Guaranteed Debt Securities Disclosure Requirements

In October 2020, the FASB issued ASU 2020-09, Debt (Topic 470): Amendments to SEC Paragraphs pursuant to SEC Release No. 33-10762. The change in the standard aligns with new SEC rules relating to changes to the disclosure requirements for certain registered debt securities that are guaranteed. The changes include simplifying disclosure, enhancing certain narrative disclosures and permitting the disclosures to be made outside of the financial statements. The guidance will be effective for annual reports filed for fiscal years ending after January 4, 2021, with early adoption permitted. The Company is currently evaluating the impact of adoption of the standard on its consolidated financial statements.

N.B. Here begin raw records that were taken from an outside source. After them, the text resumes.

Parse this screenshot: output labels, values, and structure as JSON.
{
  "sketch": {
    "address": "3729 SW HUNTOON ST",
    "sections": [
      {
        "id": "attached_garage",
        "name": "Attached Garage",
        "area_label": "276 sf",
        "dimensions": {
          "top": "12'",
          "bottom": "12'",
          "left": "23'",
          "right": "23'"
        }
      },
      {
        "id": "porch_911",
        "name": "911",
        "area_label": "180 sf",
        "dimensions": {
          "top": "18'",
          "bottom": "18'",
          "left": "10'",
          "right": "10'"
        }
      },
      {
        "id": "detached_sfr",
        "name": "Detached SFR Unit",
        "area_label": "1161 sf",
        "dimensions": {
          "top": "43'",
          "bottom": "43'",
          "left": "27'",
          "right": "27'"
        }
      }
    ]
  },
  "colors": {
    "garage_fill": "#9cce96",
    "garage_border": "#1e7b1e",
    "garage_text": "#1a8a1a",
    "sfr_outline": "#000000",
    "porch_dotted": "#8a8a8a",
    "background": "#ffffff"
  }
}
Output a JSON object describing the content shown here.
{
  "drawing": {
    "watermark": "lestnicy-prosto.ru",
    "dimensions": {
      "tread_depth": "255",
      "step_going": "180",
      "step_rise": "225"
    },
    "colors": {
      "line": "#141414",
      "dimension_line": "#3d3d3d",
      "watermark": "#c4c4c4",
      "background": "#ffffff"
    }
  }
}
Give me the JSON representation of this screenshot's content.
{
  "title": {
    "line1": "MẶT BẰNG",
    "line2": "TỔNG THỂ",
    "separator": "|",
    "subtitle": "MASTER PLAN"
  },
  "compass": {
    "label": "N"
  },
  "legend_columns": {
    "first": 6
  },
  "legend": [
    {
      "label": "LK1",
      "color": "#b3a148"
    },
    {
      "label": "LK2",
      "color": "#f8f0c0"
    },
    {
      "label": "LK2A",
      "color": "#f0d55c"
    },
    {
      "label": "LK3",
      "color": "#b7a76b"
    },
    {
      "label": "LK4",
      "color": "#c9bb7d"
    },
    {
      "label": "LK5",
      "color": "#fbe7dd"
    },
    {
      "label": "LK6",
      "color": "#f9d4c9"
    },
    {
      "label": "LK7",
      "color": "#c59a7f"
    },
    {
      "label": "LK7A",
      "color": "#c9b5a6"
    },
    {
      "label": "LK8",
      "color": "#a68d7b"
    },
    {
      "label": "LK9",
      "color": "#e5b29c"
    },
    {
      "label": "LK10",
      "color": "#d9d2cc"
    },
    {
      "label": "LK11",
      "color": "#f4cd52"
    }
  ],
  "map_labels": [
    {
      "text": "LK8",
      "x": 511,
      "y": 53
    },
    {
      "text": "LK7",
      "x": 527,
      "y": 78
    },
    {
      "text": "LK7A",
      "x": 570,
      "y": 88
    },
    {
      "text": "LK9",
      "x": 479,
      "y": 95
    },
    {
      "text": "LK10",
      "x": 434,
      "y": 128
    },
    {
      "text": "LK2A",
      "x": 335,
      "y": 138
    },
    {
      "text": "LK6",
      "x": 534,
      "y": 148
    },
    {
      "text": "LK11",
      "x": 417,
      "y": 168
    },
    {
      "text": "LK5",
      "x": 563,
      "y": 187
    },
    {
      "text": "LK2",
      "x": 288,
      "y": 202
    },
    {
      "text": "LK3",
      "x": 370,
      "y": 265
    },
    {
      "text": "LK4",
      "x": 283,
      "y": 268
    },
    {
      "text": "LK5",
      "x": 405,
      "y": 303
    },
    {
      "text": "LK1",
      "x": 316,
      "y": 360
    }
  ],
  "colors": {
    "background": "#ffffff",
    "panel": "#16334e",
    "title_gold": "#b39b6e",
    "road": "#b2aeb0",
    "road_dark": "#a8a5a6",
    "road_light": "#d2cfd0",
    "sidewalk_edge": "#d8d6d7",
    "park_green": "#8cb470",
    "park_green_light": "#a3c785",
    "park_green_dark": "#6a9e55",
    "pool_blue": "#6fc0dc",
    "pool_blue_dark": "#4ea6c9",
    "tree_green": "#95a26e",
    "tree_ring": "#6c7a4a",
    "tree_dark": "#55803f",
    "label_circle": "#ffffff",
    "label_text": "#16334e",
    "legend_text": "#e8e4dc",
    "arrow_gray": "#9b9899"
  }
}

SUMMARY OF QUARTERLY RESULTS

 

For the quarter ended    Q4      Q3      Q2      Q1      Q4      Q3      Q2      Q1  

millions of Canadian dollars

(except per share amounts)

           2020              2020              2020              2020              2019              2019              2019              2019  

Operating revenues

   $  1,537      $  1,163      $  1,169      $  1,637      $  1,616      $  1,299      $  1,378      $  1,818  

Net income attributable to common shareholders

     273        84        58        523        193        55        103        312  

Adjusted net income attributable to common shareholders

     188        166        118        193        145        122        130        224  

Earnings per common share – basic

     1.09        0.34        0.24        2.14        0.79        0.23        0.43        1.32  

Earnings per common share – diluted

     1.08        0.34        0.23        2.13        0.80        0.23        0.43        1.32  

Adjusted earnings per common share – basic

     0.75        0.67        0.48        0.79        0.60        0.51        0.54        0.95  

Quarterly operating revenues and adjusted net income attributable to common shareholders are affected by seasonality. The first quarter provides strong earnings contributions due to a significant portion of the Company’s operations being in northeastern North America, where winter is the peak electricity usage season. The third quarter provides strong earnings contributions due to summer being the heaviest electric consumption season in Florida. Seasonal and other weather patterns, as well as the number and severity of storms, can affect demand for energy and the cost of service. Quarterly results could also be affected by items outlined in the “Significant Items Affecting Earnings” section. In 2020, quarterly results include the impact of the COVID-19 pandemic commencing in March 2020. For further detail, refer to the “Business Overview and Outlook” section.